Années 70-80: la grande famille de Gusoon (7 frères et soeurs) décide de quitter leur petit coin de campagne où la petite fille vivait heureuse pour s'installer à Séoul, comme beaucoup de ruraux. Malgré les promesses d'un oncle peu scrupuleux, la ^pauvreté les gagne, les parents passent leur vie sur les marchés, en plein coeur du trafic, tandis que les trois derniers de la fratrie sont livrés à eux-mêmes. Gusoon est alors élevée - sévèrement - par sa grande soeur et entre dans une classe de 60 élèves (!!)

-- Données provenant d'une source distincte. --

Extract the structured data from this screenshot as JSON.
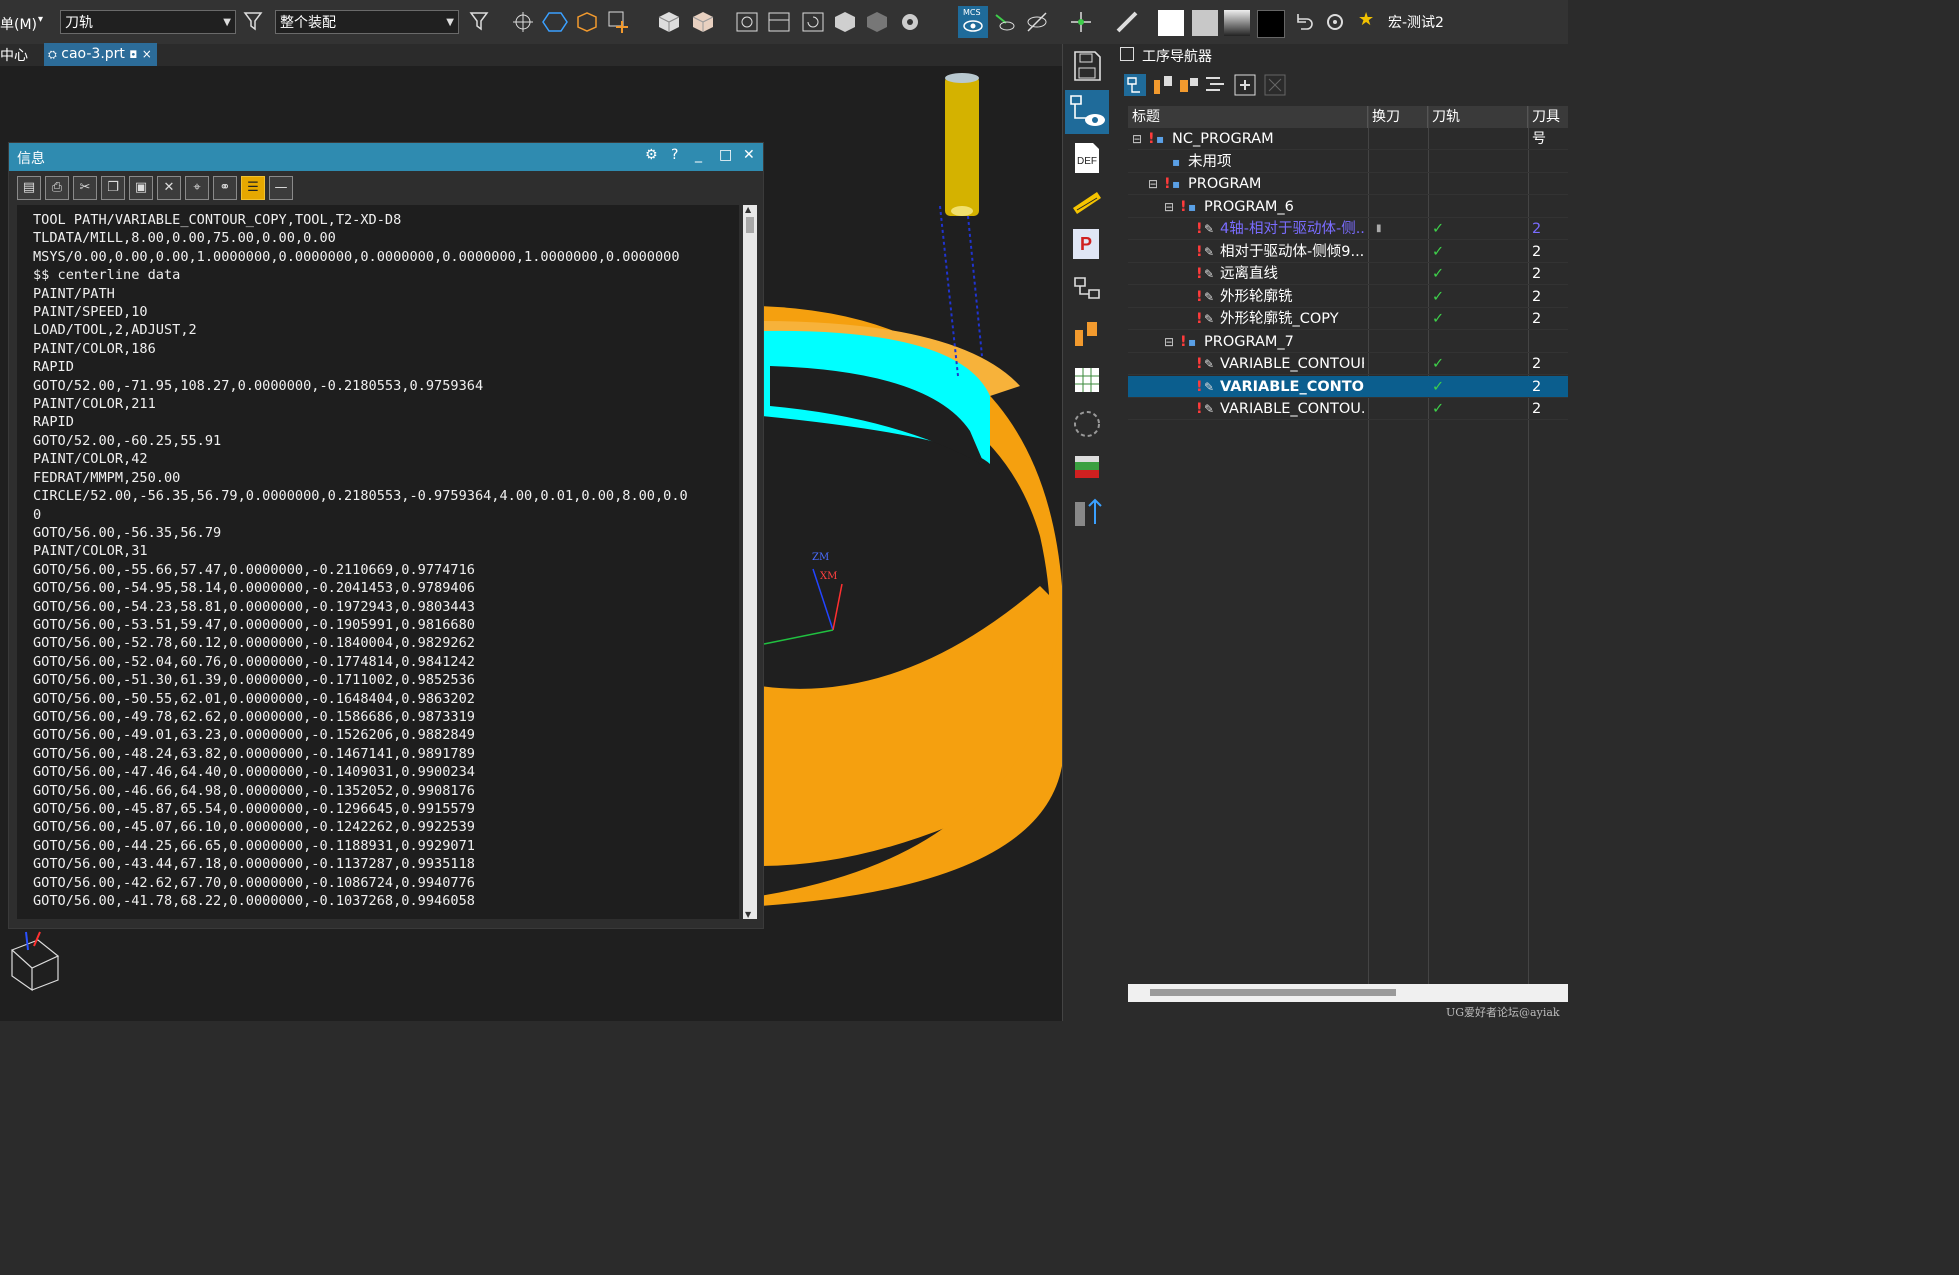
{
  "toolbar": {
    "menu_label": "单(M)",
    "filter_combo": "刀轨",
    "assembly_combo": "整个装配",
    "mcs_badge": "MCS",
    "macro_label": "宏-测试2"
  },
  "tabs": {
    "left_label": "中心",
    "active_tab": "cao-3.prt",
    "active_tab_suffix": "◘"
  },
  "info_dialog": {
    "title": "信息",
    "lines": [
      "TOOL PATH/VARIABLE_CONTOUR_COPY,TOOL,T2-XD-D8",
      "TLDATA/MILL,8.00,0.00,75.00,0.00,0.00",
      "MSYS/0.00,0.00,0.00,1.0000000,0.0000000,0.0000000,0.0000000,1.0000000,0.0000000",
      "$$ centerline data",
      "PAINT/PATH",
      "PAINT/SPEED,10",
      "LOAD/TOOL,2,ADJUST,2",
      "PAINT/COLOR,186",
      "RAPID",
      "GOTO/52.00,-71.95,108.27,0.0000000,-0.2180553,0.9759364",
      "PAINT/COLOR,211",
      "RAPID",
      "GOTO/52.00,-60.25,55.91",
      "PAINT/COLOR,42",
      "FEDRAT/MMPM,250.00",
      "CIRCLE/52.00,-56.35,56.79,0.0000000,0.2180553,-0.9759364,4.00,0.01,0.00,8.00,0.0",
      "0",
      "GOTO/56.00,-56.35,56.79",
      "PAINT/COLOR,31",
      "GOTO/56.00,-55.66,57.47,0.0000000,-0.2110669,0.9774716",
      "GOTO/56.00,-54.95,58.14,0.0000000,-0.2041453,0.9789406",
      "GOTO/56.00,-54.23,58.81,0.0000000,-0.1972943,0.9803443",
      "GOTO/56.00,-53.51,59.47,0.0000000,-0.1905991,0.9816680",
      "GOTO/56.00,-52.78,60.12,0.0000000,-0.1840004,0.9829262",
      "GOTO/56.00,-52.04,60.76,0.0000000,-0.1774814,0.9841242",
      "GOTO/56.00,-51.30,61.39,0.0000000,-0.1711002,0.9852536",
      "GOTO/56.00,-50.55,62.01,0.0000000,-0.1648404,0.9863202",
      "GOTO/56.00,-49.78,62.62,0.0000000,-0.1586686,0.9873319",
      "GOTO/56.00,-49.01,63.23,0.0000000,-0.1526206,0.9882849",
      "GOTO/56.00,-48.24,63.82,0.0000000,-0.1467141,0.9891789",
      "GOTO/56.00,-47.46,64.40,0.0000000,-0.1409031,0.9900234",
      "GOTO/56.00,-46.66,64.98,0.0000000,-0.1352052,0.9908176",
      "GOTO/56.00,-45.87,65.54,0.0000000,-0.1296645,0.9915579",
      "GOTO/56.00,-45.07,66.10,0.0000000,-0.1242262,0.9922539",
      "GOTO/56.00,-44.25,66.65,0.0000000,-0.1188931,0.9929071",
      "GOTO/56.00,-43.44,67.18,0.0000000,-0.1137287,0.9935118",
      "GOTO/56.00,-42.62,67.70,0.0000000,-0.1086724,0.9940776",
      "GOTO/56.00,-41.78,68.22,0.0000000,-0.1037268,0.9946058"
    ]
  },
  "viewport": {
    "axis_zm": "ZM",
    "axis_xm": "XM"
  },
  "navigator": {
    "title": "工序导航器",
    "columns": [
      "标题",
      "换刀",
      "刀轨",
      "刀具号"
    ],
    "rows": [
      {
        "name": "NC_PROGRAM",
        "kind": "root",
        "check": "",
        "toolno": ""
      },
      {
        "name": "未用项",
        "kind": "folder",
        "check": "",
        "toolno": ""
      },
      {
        "name": "PROGRAM",
        "kind": "folder",
        "check": "",
        "toolno": ""
      },
      {
        "name": "PROGRAM_6",
        "kind": "folder",
        "check": "",
        "toolno": ""
      },
      {
        "name": "4轴-相对于驱动体-侧...",
        "kind": "op-active",
        "check": "✓",
        "toolno": "2"
      },
      {
        "name": "相对于驱动体-侧倾9...",
        "kind": "op",
        "check": "✓",
        "toolno": "2"
      },
      {
        "name": "远离直线",
        "kind": "op",
        "check": "✓",
        "toolno": "2"
      },
      {
        "name": "外形轮廓铣",
        "kind": "op",
        "check": "✓",
        "toolno": "2"
      },
      {
        "name": "外形轮廓铣_COPY",
        "kind": "op",
        "check": "✓",
        "toolno": "2"
      },
      {
        "name": "PROGRAM_7",
        "kind": "folder",
        "check": "",
        "toolno": ""
      },
      {
        "name": "VARIABLE_CONTOUR",
        "kind": "op",
        "check": "✓",
        "toolno": "2"
      },
      {
        "name": "VARIABLE_CONTO...",
        "kind": "op-selected",
        "check": "✓",
        "toolno": "2"
      },
      {
        "name": "VARIABLE_CONTOU...",
        "kind": "op",
        "check": "✓",
        "toolno": "2"
      }
    ]
  },
  "watermark": "UG爱好者论坛@ayiak",
  "colors": {
    "title_bar": "#2f8bb0",
    "selection": "#0b5e8e",
    "part": "#f5a00f",
    "toolpath": "#00ffff",
    "check": "#3ecf4a"
  }
}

En grandissant, elle découvre aussi la cruauté tout autour d'elle, notamment quand pour les besoins des futurs jeux olympiques de 1988 la ville décide de se débarrasser des plus pauvres à coups de matraque et d'humiliations...
Heureusement, Gusoon est une fille à fort caractère qui se sortira de cette existence sordide pour vivre ses rêves.
C'est un point de vue juste et sans concession sur l'enfance, une dure critique aussi de la Corée par des dessins noirs et blancs stylisés, le tout à l'encre de chine. Un beau travail.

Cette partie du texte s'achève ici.